Dat het bos eigenlijk een begraafplaats was, hadden we de kleine niet verteld. Hij struinde met zijn bal over de paden, fantaseerde over heksen en probeerde te ontcijferen wat er op de borden stond.
,,Wat is h-u-l-s-t?’’
Wie in de natuur begraven wilde worden, vond het vast niet erg als er een spelende kleuter langs zou huppelen, hoopten we maar.
Het informatiebord bij de natuurbegraafplaats verhaalde over middeleeuwse dorpen die ooit waren verzonken in de Dollard. Op mijn telefoon vulde Google aan dat de ruziënde boeren in deze welvarende streek elkaars land onder lieten lopen door waterwerken te vernielen. Slachtoffers smeekten de rijkste man in de buurt om de dijken en sluizen te herstellen, maar hij weigerde. Niet veel later zette een vloedgolf alles onder water.
Of het waar was, wist ik niet. Een nietsontziende strijd om geld en de onwil om zwakkeren te beschermen, klonken me op zich niet vreemd in de oren.
Het bos was kaal en troosteloos, maar dat kwam omdat het februari was. De kleuter dacht eerst dat die bulten aarde molshopen waren, totdat hij constateerde dat ze wel erg groot waren. Misschien, zei hij nog steeds op zijn fantasiespelletjesfluistertoon, lag daar wel een mens onder begraven.
Klopt, zeiden wij.
We kenden niemand die hier lag. We namen alleen een kijkje, omdat het boerenland achter ons huis mogelijk net zo’n natuurbegraafplaats zal worden. Het vrolijk gepresenteerde toekomstbeeld van tienduizend graven in een nieuw natuurgebied waarin ook lekker gewandeld kan worden, wilde nog niet helemaal landen in ons hoofd.

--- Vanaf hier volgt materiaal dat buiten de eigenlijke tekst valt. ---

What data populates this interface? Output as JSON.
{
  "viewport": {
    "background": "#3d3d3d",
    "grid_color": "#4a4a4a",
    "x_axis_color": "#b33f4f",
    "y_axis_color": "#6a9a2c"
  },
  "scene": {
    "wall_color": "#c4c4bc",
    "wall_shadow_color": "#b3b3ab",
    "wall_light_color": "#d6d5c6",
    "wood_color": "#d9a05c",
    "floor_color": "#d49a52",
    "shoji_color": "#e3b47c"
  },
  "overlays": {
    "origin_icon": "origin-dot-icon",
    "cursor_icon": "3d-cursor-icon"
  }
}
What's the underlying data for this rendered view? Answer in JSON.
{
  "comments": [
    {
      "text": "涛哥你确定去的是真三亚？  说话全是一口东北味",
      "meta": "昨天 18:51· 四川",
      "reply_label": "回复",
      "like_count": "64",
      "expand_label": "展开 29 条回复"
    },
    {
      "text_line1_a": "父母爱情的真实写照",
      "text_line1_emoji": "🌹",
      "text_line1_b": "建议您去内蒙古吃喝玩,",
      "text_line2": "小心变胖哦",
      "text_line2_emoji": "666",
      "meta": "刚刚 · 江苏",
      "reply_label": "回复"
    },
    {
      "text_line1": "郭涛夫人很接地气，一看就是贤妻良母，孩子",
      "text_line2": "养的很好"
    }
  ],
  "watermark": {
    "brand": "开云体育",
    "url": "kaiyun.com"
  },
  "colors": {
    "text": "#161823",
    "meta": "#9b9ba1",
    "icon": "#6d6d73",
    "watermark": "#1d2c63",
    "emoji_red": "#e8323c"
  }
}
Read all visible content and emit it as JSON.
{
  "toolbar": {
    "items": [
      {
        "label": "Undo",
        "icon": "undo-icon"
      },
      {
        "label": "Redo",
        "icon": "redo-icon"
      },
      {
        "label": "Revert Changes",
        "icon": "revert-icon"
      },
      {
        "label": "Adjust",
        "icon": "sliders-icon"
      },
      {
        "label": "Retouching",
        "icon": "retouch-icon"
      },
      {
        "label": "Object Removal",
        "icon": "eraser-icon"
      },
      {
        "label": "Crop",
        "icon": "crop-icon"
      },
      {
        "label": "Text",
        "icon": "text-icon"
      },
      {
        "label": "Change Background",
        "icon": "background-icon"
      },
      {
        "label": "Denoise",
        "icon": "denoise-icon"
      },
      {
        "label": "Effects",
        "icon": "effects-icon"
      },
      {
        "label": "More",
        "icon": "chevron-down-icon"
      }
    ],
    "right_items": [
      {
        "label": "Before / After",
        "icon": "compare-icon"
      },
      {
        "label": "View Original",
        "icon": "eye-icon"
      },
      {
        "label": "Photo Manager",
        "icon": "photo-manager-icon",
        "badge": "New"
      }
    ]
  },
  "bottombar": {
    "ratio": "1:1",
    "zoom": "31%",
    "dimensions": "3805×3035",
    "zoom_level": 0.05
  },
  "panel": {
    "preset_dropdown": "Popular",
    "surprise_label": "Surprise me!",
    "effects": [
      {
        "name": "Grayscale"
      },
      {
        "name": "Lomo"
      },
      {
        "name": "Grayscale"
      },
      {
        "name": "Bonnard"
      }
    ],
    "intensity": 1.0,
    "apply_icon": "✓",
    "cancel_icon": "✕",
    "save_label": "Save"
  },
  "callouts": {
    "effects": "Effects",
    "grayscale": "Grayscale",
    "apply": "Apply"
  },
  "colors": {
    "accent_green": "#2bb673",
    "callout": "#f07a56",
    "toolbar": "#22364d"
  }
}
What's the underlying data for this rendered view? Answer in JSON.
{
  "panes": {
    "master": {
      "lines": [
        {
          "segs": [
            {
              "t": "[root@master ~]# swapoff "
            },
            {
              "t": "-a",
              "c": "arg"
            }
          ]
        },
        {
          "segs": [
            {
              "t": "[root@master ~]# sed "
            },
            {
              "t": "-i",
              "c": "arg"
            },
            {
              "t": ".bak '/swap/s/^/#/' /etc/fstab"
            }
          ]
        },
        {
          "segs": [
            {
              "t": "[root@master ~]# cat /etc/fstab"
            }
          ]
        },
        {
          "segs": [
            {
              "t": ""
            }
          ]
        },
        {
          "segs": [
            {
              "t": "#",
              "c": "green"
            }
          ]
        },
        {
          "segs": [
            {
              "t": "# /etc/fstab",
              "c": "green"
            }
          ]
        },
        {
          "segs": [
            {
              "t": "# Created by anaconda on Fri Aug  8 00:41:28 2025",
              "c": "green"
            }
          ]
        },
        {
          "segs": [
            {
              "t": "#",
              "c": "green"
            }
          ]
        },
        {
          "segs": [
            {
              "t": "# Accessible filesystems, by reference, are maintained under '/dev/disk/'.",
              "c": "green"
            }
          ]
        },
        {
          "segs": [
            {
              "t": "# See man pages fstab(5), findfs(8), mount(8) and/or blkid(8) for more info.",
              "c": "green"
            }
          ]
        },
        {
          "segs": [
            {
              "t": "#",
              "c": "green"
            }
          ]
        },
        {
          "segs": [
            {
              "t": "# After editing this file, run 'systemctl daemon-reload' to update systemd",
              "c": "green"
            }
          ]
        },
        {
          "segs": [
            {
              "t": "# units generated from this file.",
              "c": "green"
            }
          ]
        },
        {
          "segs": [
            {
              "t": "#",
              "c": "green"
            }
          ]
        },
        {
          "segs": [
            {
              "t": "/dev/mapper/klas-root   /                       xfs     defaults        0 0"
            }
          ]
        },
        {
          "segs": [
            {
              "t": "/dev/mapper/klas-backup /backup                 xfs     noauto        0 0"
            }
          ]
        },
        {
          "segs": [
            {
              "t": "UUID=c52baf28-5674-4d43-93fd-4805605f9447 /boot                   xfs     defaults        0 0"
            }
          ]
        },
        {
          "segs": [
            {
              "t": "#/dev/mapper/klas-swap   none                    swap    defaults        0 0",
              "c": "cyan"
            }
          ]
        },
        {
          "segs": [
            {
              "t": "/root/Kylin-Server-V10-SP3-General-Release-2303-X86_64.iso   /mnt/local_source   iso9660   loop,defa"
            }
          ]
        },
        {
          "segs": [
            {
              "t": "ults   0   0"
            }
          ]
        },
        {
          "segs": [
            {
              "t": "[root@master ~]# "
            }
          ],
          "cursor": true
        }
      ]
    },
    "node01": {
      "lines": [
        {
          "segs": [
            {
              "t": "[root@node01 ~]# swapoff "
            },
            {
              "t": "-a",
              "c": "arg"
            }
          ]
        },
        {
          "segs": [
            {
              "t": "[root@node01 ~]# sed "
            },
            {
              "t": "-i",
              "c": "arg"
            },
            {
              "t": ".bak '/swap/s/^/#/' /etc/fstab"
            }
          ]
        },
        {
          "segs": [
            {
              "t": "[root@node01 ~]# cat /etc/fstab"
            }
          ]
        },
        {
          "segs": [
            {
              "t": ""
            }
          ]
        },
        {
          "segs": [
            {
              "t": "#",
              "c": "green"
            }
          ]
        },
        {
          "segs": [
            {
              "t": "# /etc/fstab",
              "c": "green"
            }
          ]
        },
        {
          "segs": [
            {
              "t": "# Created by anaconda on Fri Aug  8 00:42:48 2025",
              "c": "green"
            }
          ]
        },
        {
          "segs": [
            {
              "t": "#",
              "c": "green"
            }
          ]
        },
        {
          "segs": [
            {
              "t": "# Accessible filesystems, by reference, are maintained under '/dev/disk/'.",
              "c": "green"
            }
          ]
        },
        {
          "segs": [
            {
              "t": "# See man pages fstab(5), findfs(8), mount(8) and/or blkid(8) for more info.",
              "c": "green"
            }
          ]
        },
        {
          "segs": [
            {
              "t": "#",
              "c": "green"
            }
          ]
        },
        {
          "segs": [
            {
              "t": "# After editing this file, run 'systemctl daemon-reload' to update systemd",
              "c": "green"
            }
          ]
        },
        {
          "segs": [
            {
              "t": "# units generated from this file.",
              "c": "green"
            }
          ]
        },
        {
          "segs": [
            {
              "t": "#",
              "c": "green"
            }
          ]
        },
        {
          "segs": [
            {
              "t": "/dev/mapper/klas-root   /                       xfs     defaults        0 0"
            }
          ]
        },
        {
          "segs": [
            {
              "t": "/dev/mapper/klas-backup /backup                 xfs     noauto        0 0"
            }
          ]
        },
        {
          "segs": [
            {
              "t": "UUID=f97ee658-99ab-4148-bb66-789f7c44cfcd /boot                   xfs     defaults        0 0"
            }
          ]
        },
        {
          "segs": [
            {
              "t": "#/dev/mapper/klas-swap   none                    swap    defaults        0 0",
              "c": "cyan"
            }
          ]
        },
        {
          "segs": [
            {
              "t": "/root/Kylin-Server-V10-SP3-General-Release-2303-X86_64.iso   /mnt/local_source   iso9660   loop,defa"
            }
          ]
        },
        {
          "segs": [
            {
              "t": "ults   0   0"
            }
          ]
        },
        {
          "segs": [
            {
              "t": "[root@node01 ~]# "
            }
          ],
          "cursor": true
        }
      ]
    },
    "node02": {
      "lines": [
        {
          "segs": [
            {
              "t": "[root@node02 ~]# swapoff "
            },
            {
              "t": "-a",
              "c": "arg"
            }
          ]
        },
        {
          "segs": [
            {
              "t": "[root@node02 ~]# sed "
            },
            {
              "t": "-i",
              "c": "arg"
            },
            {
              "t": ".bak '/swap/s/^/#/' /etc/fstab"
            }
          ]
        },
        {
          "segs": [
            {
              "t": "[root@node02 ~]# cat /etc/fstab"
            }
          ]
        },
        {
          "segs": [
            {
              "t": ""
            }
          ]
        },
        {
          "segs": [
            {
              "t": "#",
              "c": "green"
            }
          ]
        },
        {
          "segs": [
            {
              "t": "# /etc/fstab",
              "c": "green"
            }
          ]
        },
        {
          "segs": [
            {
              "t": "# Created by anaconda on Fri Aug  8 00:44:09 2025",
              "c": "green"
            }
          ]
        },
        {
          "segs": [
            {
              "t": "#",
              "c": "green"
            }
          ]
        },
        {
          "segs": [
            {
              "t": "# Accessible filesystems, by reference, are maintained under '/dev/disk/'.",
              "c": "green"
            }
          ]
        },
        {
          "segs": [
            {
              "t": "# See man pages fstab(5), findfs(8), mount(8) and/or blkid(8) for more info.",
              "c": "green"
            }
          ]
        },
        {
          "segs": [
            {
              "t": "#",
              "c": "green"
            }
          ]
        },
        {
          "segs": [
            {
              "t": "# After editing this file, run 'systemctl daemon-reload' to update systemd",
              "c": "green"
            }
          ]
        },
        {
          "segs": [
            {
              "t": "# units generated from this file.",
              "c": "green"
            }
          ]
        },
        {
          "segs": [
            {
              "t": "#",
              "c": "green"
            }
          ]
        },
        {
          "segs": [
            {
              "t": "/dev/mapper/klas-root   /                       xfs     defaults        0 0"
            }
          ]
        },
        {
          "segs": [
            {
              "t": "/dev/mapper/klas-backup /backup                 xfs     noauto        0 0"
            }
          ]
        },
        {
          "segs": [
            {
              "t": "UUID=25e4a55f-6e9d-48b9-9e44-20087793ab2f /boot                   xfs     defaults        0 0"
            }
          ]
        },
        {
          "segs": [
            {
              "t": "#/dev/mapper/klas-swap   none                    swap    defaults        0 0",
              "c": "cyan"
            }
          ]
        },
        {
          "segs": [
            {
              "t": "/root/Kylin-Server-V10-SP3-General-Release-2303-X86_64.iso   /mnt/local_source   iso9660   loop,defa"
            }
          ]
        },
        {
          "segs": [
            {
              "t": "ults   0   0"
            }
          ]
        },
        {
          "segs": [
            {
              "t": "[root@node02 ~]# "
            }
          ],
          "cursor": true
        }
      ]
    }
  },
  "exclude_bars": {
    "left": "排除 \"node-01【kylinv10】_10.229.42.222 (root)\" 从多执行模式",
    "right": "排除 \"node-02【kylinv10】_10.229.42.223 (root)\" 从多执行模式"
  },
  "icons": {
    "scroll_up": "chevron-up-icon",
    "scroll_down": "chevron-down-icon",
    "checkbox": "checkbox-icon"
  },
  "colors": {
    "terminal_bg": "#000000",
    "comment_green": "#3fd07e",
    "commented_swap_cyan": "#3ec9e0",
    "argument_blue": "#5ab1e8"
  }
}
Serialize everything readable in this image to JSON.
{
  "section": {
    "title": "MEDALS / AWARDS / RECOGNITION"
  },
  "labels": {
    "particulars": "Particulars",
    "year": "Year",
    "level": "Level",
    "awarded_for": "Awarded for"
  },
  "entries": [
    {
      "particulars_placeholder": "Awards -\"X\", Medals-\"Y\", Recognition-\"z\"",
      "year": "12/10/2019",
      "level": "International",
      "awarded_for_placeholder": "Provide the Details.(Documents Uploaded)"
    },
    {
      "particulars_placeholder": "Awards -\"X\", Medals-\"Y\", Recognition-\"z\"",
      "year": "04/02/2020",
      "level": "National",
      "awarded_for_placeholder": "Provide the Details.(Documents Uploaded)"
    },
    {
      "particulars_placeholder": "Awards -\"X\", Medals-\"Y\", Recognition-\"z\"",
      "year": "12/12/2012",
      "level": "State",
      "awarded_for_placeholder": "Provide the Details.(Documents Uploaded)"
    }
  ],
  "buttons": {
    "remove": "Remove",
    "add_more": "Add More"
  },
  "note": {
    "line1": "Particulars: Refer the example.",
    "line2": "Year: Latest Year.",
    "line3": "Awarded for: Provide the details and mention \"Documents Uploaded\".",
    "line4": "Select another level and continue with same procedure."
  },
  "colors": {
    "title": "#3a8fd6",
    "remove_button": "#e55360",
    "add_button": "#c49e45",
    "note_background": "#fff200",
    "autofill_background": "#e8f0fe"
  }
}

We misbruikten daarom even onze kleuter als proefkonijn voor zo’n wandeling. Dat ging best aardig, totdat hij in zijn enthousiasme een van de grote bulten op rende om eens lekker te gaan stampen in de aarde.
,,Doe maar niet lieverd.’’
Hulst is een plant die altijd groen blijft, vertelden we hem. Ook in februari. Lang geleden, in de middeleeuwen, dachten mensen dat hulst beschermde tegen duistere machten als demonen en heksen.
Maar dat was natuurlijk bijgeloof. Net als het gefluister over schippers die bij rustig weer op de bodem van de Dollard de huizen en de torens van de verzonken dorpen konden zien, en in de diepte de klokken hoorden luiden.